Here, like Hill, when first hired, Bui did not tell Work Connection about his lack of transportation or dependence on public transportation. In fact, he both rode the bus and biked to the employment from which he was terminated. That employment was approximately four miles from Bui’s home. He then declined Work Connection’s offer of full-time employment that was approximately six miles from his home because the employment was beyond the bus line. The employment Bui declined was well within Bui’s labor market area. See Preiss v. Comm’r of Economic Security, 347 N.W.2d 74, 76 (Minn.App.1984) (concluding that a drive of 22 miles does not render an available position unsuitable).

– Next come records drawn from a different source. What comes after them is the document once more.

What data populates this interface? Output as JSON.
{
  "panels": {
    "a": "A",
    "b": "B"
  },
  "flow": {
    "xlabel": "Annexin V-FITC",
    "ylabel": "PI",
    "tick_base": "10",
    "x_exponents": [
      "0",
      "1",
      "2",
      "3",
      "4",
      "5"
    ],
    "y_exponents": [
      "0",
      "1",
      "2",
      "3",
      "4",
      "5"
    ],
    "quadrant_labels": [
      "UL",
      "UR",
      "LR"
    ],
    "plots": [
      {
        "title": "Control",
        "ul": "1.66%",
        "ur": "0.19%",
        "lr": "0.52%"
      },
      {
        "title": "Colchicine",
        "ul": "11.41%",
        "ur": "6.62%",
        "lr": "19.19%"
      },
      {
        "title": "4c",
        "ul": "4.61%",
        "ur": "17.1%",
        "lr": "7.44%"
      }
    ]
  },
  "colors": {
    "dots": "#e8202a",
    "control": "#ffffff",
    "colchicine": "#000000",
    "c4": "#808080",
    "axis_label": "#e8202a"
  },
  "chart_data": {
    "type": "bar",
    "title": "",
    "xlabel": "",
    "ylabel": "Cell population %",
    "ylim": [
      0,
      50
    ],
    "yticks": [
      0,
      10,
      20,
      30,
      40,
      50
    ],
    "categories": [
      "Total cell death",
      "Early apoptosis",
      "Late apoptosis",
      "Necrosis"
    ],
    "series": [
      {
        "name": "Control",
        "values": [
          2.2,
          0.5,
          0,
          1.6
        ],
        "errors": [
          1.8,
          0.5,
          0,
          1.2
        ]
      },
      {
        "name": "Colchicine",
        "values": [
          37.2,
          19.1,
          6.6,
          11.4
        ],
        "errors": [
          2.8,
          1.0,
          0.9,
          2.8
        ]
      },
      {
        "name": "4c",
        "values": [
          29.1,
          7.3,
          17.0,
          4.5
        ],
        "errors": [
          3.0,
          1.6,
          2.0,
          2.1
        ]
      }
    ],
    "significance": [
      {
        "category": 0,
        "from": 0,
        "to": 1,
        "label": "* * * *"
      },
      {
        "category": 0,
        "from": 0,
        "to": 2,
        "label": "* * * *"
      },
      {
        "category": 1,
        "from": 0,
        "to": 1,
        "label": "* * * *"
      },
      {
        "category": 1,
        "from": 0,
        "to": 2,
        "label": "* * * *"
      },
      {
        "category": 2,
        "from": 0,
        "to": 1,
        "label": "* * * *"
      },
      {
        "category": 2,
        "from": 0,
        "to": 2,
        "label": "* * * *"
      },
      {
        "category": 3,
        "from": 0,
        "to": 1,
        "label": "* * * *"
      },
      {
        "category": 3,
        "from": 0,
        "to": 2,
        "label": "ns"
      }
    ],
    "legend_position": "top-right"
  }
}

The majority states that “[t]he effect of Work Connection’s argument would be to exclude from unemployment benefits those who rely on mass transit to get to work.” I disagree; this purported effect is exaggerated. The effect of not applying the plain meaning of MinmStat. § 268.085, subd. 15(e), as written, is to shift the burden of transportation from employees to employers in violation of clear statutory language and judicial precedent.
The legislature could have provided that applicants who are dependent on public transportation are deemed to have transportation throughout the labor market, see MinmStat. § 268.085, subd. 15(e), or that applicants may restrict their availability to only that employment accessible by public transportation, see id., subd. 15(a), but it has not done so. For this court to construe subdivision 15(a) and (e) to include that language is, in effect, to modify the statute, and that is unauthorized. See State v. Fleck, 281 Minn. 247, 252, 161 N.W.2d 309, 312 (1968) (It must be assumed that, had the legislature desired to expand upon 627.01, it would have effectuated this desire by amending that section.). We must presume that when the legislature enacted section § 268.085, subdivision 15, it acted with full knowledge of previous statutes, agency rules, and existing case law. See Minneapolis E. Ry. Co. v. City of Minneapolis, 247 Minn. 413, 418, 77 N.W.2d 425, 428 (1956) (quoting rule that when legislature enacted statutes it was presumed to have in mind all existing laws relating to the subject matter). Under MinmStat. 268.085, subd. 15(e), Bui was required to have transportation throughout the labor market area, and Bui failed to satisfy that requirement. Therefore, he was not available for suitable employment and is not eligible for unemployment benefits.
I would reverse the ULJs decision finding Bui eligible for unemployment-insurance benefits when he declined the full-time employment offered to him by Work Connection.